Finding the reason for the increased risk of dementia will be the focus for future research.
“We need more studies to determine how much of this association is due to caregiver stress and how much of it might be due to a shared environment,” she said. “It’s possible that we’ll find that there is something that the caregivers who developed dementia had in common, such as a particular personality trait or their coping styles. Or, maybe it isn’t as much about the caregiver so much as it is about the spouse who gets dementia first: how rapidly they decline, whether they have delusions. Not all dementias are the same. Some might be more stressful to the caregiver.”
An expert unaffiliated with the new study called the finding “compelling,” but not necessarily surprising.

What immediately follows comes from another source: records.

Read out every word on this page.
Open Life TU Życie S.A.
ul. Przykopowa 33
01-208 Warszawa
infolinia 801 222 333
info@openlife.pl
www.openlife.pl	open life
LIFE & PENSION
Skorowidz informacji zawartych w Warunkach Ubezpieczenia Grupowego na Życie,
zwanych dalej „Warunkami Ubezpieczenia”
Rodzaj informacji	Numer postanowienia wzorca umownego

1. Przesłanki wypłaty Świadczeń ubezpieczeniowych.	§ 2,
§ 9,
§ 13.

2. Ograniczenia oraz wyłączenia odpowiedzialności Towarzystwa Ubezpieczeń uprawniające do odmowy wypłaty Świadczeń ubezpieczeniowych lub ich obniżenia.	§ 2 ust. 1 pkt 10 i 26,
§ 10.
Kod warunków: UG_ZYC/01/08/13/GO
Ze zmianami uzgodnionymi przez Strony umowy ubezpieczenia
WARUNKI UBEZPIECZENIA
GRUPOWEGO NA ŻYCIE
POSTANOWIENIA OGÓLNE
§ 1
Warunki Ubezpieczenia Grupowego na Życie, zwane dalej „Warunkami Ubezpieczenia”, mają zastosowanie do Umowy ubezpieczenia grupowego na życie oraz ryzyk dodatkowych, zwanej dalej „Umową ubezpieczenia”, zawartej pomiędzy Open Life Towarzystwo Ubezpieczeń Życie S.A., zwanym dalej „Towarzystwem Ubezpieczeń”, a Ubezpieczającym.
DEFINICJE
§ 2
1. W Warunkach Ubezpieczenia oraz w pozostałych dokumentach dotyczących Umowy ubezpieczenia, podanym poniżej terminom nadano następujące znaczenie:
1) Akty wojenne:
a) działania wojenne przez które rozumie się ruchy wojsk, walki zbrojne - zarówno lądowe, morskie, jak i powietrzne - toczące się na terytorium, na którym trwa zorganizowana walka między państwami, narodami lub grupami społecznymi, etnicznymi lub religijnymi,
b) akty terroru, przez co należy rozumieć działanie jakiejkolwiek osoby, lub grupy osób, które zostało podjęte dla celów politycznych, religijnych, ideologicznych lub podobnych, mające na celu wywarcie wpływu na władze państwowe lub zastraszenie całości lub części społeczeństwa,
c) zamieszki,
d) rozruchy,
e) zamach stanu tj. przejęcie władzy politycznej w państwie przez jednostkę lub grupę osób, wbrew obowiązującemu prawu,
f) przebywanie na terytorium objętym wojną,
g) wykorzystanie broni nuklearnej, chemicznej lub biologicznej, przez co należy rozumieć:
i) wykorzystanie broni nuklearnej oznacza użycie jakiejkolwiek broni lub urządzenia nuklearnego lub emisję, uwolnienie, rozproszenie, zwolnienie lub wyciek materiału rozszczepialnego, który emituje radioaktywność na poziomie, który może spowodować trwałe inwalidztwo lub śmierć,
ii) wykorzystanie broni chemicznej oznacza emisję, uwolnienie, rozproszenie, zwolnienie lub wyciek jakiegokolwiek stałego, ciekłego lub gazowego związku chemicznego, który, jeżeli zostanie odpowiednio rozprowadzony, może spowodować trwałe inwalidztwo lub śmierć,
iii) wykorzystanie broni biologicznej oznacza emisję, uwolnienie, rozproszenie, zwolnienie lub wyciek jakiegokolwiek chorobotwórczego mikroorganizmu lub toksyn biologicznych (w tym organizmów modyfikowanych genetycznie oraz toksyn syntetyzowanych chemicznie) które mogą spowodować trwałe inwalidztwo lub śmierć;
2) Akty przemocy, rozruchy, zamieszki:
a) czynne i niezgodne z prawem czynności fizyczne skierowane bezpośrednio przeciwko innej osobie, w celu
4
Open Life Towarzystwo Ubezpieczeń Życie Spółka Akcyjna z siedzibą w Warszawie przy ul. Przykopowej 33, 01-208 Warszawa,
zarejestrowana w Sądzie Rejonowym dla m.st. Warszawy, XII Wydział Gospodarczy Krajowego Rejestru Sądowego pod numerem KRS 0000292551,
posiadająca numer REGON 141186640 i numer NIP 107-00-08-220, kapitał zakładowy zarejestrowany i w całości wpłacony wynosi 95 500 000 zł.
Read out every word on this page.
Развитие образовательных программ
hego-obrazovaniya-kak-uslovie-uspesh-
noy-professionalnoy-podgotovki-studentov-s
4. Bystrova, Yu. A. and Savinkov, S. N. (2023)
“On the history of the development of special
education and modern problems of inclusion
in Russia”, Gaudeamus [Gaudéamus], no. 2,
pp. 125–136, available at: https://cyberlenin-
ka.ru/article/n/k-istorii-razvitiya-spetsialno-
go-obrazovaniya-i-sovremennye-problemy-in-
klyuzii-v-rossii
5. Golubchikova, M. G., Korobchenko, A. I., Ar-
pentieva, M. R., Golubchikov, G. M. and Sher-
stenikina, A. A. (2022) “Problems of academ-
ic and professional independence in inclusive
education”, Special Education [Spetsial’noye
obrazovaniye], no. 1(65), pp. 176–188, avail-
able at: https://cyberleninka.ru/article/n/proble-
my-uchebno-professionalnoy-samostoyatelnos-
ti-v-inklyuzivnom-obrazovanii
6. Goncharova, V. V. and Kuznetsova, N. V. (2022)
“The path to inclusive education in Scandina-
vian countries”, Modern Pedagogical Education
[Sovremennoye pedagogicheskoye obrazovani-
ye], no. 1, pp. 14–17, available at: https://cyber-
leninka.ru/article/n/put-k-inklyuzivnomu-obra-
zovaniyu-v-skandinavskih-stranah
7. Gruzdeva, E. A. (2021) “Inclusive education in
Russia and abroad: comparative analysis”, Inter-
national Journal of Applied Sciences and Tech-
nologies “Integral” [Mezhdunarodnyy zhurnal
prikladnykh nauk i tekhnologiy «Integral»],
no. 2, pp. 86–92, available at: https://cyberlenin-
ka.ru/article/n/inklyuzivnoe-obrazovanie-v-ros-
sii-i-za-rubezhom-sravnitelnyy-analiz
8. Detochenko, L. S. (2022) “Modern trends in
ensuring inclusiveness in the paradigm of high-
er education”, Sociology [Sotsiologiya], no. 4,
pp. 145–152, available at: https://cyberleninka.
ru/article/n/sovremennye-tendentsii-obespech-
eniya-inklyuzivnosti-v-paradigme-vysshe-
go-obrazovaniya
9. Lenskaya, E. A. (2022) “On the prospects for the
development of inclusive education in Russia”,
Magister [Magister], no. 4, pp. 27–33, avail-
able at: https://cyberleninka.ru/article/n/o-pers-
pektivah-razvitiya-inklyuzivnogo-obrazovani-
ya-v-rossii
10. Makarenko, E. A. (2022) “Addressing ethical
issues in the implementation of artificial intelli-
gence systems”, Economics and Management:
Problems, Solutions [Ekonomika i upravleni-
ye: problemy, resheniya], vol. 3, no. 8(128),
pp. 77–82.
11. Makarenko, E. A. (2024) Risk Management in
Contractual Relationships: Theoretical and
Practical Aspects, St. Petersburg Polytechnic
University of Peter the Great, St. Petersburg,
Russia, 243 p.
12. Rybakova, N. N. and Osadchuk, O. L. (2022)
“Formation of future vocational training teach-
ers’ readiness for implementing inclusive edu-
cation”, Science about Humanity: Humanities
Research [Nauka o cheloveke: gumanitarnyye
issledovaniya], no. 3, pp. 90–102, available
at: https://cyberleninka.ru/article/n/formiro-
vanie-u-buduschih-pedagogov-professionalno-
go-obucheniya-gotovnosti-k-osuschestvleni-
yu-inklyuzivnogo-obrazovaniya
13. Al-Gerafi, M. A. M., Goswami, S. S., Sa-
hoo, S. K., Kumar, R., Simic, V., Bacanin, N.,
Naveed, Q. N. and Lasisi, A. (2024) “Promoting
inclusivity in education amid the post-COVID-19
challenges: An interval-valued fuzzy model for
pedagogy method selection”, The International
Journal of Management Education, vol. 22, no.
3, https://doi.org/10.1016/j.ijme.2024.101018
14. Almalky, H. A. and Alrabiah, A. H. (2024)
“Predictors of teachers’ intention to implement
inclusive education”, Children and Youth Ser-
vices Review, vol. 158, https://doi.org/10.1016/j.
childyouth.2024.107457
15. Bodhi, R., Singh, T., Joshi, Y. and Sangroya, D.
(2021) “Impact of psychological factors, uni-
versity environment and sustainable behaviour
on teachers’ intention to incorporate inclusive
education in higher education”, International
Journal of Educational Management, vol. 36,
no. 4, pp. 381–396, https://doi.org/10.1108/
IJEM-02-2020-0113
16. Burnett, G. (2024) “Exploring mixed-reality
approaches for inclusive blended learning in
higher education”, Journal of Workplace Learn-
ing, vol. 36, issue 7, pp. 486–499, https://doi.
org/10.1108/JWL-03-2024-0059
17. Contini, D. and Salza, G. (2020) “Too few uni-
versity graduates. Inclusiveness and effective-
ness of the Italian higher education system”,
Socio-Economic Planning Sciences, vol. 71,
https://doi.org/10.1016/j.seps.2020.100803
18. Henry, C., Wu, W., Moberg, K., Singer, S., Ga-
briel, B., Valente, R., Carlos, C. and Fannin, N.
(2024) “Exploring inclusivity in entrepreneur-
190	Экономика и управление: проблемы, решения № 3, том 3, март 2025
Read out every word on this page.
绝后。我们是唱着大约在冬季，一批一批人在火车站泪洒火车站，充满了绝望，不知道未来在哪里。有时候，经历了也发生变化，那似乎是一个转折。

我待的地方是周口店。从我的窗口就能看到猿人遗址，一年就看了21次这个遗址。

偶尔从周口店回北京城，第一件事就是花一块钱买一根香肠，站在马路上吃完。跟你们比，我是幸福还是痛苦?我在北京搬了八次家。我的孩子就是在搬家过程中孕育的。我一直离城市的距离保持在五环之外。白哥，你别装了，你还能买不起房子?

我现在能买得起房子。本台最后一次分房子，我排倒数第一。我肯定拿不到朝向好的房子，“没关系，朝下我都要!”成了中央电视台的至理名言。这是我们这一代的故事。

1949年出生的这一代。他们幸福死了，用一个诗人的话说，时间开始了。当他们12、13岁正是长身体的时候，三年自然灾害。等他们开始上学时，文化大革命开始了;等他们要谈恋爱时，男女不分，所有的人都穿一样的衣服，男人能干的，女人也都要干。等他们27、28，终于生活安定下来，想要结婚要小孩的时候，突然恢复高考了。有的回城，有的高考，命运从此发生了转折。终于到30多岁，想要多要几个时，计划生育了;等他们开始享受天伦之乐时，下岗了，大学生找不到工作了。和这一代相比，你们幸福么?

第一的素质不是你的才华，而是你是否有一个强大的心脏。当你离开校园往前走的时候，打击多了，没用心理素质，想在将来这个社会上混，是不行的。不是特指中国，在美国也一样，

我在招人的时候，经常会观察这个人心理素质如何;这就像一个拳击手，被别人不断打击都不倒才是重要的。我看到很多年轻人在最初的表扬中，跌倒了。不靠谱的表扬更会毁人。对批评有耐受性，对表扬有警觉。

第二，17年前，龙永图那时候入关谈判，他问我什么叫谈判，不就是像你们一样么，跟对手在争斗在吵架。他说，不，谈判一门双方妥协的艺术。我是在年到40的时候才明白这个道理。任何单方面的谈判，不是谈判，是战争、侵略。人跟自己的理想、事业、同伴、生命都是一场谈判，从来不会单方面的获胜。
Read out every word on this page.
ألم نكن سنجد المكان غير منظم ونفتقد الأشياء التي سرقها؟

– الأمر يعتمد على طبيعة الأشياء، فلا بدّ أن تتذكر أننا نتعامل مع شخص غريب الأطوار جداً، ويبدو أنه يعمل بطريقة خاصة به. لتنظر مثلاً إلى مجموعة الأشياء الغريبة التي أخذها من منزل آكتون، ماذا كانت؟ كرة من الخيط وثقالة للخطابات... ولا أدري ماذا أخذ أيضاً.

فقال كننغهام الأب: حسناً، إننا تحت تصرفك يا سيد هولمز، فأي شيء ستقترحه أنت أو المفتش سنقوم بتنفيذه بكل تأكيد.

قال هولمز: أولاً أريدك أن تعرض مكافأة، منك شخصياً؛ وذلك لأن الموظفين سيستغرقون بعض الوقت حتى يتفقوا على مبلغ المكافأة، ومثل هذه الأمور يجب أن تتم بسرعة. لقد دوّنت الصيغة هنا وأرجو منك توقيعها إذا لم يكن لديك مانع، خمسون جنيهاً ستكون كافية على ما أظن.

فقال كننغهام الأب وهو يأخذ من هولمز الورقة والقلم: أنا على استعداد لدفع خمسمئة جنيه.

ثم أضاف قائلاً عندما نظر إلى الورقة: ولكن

“Caregiving is very stressful,” said Dr. Gary W. Small, director of the University of California-Los Angeles, Center on Aging and director of the Geriatric Psychiatry Division at the Semel Institute for Neuroscience and Human Behavior at the David Geffen School of Medicine at UCLA. “Studies have shown that caregivers for dementia patients have a high risk for major clinical depression. And there has been a study that showed that people who are prone to stress are at higher risk for Alzheimer’s.”
Other research has shown that stress can damage a part of the brain that is involved with memory. “Studies have shown that lab animals under stress have fewer cells in the hippocampus,” Small said. “And when human volunteers are injected with the stress hormone cortisol, they end up with a temporary impairment of memory.”
Small suspects that the husbands had a higher risk of dementia than the wives because men are not as used to taking on the role of caregiver as women in our society. “That finding is consistent with the sex specific roles that people still tend to take on in marriage,” he explained.